Traditions are very important to children. Have you experienced the following? You do something once and it becomes that thing we "always do". One year we made and decorated cut out cookies before Christmas. The next year the kids bugged me to death to make those "cookies we always make". One way we know traditions are important is kids are so invested in seeing them continue.

When I was growing up my mom made a very big deal out of holidays. She still does. Her house is decorated in pumpkins and scarecrows for Halloween, red hearts for Valentine's Day, pastel eggs for Easter and flags for the Fourth of July. Everyone decorates for Christmas but my mom puts up shamrocks and served us green oatmeal on St. Patrick's Day. She believes in celebrating!
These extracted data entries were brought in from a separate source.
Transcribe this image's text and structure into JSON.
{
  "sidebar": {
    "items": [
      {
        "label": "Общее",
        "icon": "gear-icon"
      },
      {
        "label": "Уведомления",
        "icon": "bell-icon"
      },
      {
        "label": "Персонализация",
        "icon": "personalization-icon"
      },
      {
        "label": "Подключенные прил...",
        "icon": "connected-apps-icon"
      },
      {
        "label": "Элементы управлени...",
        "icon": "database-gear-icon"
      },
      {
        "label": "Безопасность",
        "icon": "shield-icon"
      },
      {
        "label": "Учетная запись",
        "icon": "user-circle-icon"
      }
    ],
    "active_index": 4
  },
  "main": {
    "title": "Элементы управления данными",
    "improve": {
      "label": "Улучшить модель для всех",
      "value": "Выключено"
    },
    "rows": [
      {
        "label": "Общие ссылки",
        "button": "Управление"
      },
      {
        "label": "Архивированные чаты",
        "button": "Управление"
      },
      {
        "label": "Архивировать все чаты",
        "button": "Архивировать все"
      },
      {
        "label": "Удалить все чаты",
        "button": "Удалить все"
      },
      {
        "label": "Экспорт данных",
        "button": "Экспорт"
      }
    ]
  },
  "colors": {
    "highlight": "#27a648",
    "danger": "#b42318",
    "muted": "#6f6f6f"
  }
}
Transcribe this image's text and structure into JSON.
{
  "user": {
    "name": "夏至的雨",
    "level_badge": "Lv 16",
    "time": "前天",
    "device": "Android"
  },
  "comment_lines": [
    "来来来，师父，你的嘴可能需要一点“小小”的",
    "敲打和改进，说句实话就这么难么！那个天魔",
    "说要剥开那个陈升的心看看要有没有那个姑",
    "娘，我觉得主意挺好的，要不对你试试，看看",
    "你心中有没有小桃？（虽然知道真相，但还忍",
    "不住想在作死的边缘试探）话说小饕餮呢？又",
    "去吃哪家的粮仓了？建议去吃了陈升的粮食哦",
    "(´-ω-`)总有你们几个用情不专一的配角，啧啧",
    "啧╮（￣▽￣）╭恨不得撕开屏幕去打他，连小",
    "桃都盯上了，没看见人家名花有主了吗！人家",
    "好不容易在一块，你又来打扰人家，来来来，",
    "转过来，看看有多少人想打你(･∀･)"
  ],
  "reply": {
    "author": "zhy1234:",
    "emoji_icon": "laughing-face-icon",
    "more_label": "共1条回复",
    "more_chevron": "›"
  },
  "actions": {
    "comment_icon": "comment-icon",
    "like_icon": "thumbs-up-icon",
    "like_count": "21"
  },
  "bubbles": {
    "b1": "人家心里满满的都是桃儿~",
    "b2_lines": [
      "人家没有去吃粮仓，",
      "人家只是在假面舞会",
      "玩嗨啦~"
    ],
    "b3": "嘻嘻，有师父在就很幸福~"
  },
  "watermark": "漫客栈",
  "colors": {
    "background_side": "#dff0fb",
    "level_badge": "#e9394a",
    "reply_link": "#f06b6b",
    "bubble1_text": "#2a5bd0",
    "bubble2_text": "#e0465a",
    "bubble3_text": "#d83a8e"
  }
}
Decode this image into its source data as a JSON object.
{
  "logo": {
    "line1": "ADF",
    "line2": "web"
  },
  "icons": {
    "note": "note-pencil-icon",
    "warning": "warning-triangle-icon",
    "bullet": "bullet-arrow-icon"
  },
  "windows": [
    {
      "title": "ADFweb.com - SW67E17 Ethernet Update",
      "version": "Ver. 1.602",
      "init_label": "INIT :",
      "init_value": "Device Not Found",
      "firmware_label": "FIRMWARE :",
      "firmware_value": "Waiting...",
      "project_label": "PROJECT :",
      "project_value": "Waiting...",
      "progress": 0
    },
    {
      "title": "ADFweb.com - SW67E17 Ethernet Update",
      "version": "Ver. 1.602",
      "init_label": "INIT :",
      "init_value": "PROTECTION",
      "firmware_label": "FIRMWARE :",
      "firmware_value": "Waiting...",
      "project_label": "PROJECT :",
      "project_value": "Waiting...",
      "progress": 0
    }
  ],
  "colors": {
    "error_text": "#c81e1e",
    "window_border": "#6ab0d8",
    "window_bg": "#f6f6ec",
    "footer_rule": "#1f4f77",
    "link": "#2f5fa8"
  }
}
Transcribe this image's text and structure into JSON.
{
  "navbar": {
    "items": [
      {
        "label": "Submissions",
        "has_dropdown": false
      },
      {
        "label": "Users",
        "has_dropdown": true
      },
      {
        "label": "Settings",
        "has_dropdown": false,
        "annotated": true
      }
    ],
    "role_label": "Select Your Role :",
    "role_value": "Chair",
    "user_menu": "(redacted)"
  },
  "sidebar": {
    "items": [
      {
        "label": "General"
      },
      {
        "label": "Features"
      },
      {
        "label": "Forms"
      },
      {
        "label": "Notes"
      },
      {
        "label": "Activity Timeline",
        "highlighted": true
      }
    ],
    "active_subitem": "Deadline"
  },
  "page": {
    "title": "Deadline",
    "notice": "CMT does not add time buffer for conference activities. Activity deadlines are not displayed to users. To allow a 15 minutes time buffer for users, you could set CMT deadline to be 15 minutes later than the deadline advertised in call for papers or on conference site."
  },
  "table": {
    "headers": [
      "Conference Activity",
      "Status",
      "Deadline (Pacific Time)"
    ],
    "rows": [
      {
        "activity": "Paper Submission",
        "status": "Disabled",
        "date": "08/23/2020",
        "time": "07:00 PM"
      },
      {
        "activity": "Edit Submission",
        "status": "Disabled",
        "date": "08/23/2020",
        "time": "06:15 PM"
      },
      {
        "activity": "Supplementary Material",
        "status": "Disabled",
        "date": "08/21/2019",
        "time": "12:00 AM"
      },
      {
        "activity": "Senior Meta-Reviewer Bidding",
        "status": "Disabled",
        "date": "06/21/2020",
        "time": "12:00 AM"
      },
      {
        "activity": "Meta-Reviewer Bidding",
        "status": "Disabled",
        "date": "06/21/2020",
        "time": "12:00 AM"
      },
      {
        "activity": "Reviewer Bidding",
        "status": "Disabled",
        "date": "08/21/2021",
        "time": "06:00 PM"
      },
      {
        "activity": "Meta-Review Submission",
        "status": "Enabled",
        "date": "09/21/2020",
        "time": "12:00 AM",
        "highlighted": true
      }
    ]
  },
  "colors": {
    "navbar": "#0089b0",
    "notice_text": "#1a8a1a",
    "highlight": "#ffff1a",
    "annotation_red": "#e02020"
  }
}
One Valentine's Day, when I was a snarky teenager, we had wrapped presents on our breakfast plates along with decorative napkins. I asked the following question as only a teenager can ask, "If the Easter Bunny brings Easter baskets, who brings the Valentine's presents?" My dad, at the top of his game, quickly replied, "The Valentine's Cow, of course". The Valentine Cow visited us for many years after that and continued to visit us when I had children of my own.

One day this week the Valentine's Cow will buy candy and cards. She'll make cookies and pack everything in boxes to send to our college boys. My daughter's gift has already been purchased. Celebrations and traditions are important. You have them, too. Think about what they are, talk about them and celebrate the things that make your family unique. A Valentine's Cow is pretty unique and while I'm not sure I appreciate the bovine reference, I am happy to continue the tradition.